In April most of the Western world went into lockdown just as China, which had been first hit by the virus, started to recover. The Chinese government managed the pandemic well with stringent measures right at the outset, followed by relaxation for business, although not necessarily for private life. China also produced many of the products where demand was soaring — such as PPE equipment and tech gadgets. The former was vital for health care workers, with Western nations either no longer producing such equipment or having neglected to store it before the pandemic. The latter became essential to enable life and schooling while people were holed up in their homes. Most of the Chinese companies doing great business were not state-owned enterprises (SOEs) but privately owned. They were extraordinarily nimble, which helped them ramp up production where and when it was needed. This flexibility is unimaginable in Western countries where trade unions and workers’ councils play a far greater role.

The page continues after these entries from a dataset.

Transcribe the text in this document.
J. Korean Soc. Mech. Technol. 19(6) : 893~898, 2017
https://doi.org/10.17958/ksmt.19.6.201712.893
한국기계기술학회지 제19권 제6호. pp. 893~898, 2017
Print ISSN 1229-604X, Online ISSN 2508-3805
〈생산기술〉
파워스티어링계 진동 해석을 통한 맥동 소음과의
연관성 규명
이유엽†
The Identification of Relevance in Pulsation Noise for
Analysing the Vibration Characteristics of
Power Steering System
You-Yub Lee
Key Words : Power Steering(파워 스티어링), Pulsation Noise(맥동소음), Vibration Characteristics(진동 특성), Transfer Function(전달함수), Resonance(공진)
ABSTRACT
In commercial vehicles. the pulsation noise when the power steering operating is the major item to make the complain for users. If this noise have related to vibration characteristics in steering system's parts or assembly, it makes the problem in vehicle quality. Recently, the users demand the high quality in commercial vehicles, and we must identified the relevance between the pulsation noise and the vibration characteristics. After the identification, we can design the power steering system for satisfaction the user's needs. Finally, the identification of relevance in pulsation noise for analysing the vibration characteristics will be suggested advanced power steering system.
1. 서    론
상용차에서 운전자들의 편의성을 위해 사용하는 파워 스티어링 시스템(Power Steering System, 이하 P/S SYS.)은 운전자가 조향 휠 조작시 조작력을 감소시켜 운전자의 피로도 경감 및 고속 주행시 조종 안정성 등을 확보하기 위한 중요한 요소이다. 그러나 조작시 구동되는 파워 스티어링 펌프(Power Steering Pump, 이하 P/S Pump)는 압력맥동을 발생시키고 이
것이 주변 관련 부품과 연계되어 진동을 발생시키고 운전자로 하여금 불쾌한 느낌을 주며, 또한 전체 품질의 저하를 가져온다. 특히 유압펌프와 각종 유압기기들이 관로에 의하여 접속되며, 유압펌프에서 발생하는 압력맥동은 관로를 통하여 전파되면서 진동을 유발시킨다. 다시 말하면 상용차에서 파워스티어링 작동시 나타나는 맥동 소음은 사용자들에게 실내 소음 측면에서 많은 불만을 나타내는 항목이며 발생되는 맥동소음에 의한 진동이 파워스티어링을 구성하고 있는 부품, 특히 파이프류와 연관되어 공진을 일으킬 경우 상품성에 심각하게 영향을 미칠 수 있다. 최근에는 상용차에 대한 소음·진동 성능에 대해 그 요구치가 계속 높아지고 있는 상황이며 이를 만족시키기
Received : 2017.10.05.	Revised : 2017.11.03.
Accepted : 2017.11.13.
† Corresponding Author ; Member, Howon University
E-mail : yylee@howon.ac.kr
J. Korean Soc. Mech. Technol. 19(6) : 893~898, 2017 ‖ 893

Exports of other Asian countries, such as Taiwan, Korea and Japan, benefited from worries about the supply chain for technology products amid increasing US-China tensions while the virus was spreading fast.
The past few months have taught us four things:
Firstly, technology and innovation are really where it is at when picking the winners and losers among economies and companies going forward.
Secondly, the fight for technological supremacy between the world’s two largest economies has just started and, if anything, was exacerbated by the pandemic.
Thirdly, we cannot discount the position of China in the global supply chain. The past 30 years have created realities. The wheel of time cannot just be turned back.
Fourthly, expect the animosity between China and the US to persist, if not gather pace, irrespective of who is in the White House as of January.